Rainy Day Reflection




Our usual slow summer afternoons for gardening, swimming, cookouts, parks, and play are on hold. The rainy days have locked us in and down. The walls crawl up our backs and down our chests and press heavy there. 

Slow growing in the garden. Chickens won’t lay eggs. The pigs feed bucket sloshes with water leaving muck and mud for the children to wade through to empty and fill and repeat again. Boots are a must. Shoes in summer do not fit together.

We line up the boots (or toss them) on the front porch and spend our days indoors making music, writing stories, lining up animals, pushing cars, reading books, Legos, puzzles, games -- and doing it again.  

Seems like we are cooking and cleaning a lot. I’m painting the walls, trying to cheer it up and it turns into a long project I don’t want to finish.

Our beautiful Lucy dog heaves on the floor. It is hard to tell if she is getting old or if she thinks the rain is getting old, but she is still heaving and she is a middle aged dog. 

George and I remember when she was a puppy. The children don’t. There isn’t a picture of her then – at least not in a frame, up on a wall or shelf. There isn’t one in my laptop. We know there were pictures of her but we ached to think they were lost when the last computer lost all things.

We are telling the children how tiny and soft she was. While we talk, we pull our dinosaur laptop just to check. There they are. Just a few. Enough. Our sweet little Lucy as a loyal puppy curled tight napping in the mountains. She is on a hike with George. There is George holding her tight next to him like a baby.

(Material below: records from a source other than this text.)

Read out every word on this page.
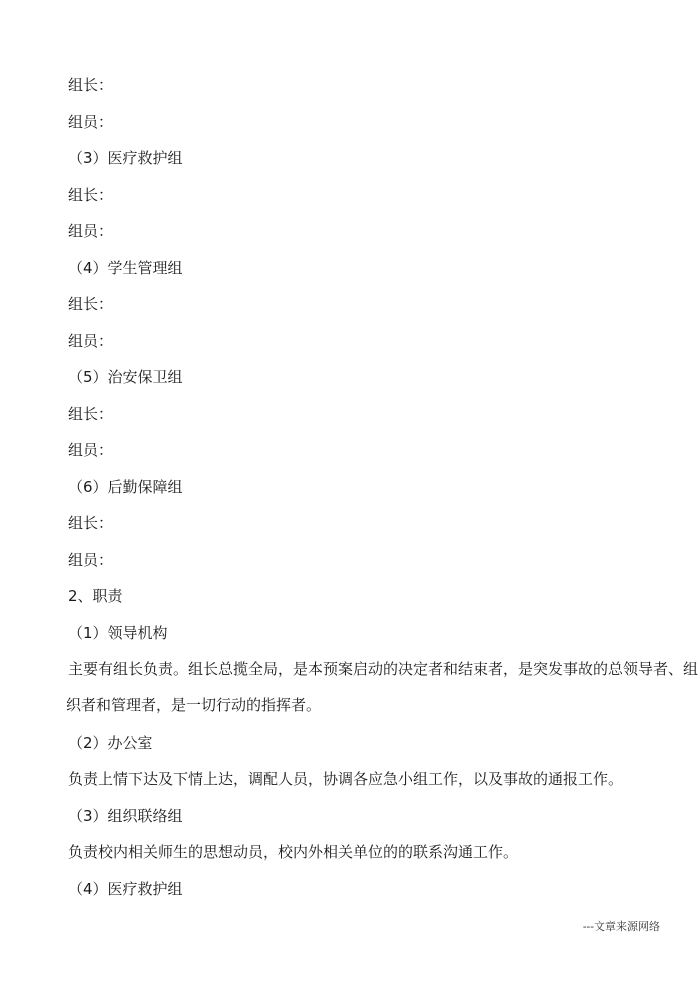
组长：

组员：

（3）医疗救护组

组长：

组员：

（4）学生管理组

组长：

组员：

（5）治安保卫组

组长：

组员：

（6）后勤保障组

组长：

组员：

2、职责

（1）领导机构

主要有组长负责。组长总揽全局，是本预案启动的决定者和结束者，是突发事故的总领导者、组
织者和管理者，是一切行动的指挥者。

（2）办公室

负责上情下达及下情上达，调配人员，协调各应急小组工作，以及事故的通报工作。

（3）组织联络组

负责校内相关师生的思想动员，校内外相关单位的的联系沟通工作。

（4）医疗救护组

---文章来源网络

A baby. We have had three of our own babies since then. There are pictures there of George Wilder. We can’t help but look at them and tell the tales.

Here we are pacing the floor waiting for the rain (or at least the thunder and lightening) to stop. Time seems to stand still.

But we look over at Lucy’s aging face and wise eyes. We watch a video of George singing to Amelia when she is hours old. The time isn’t standing still.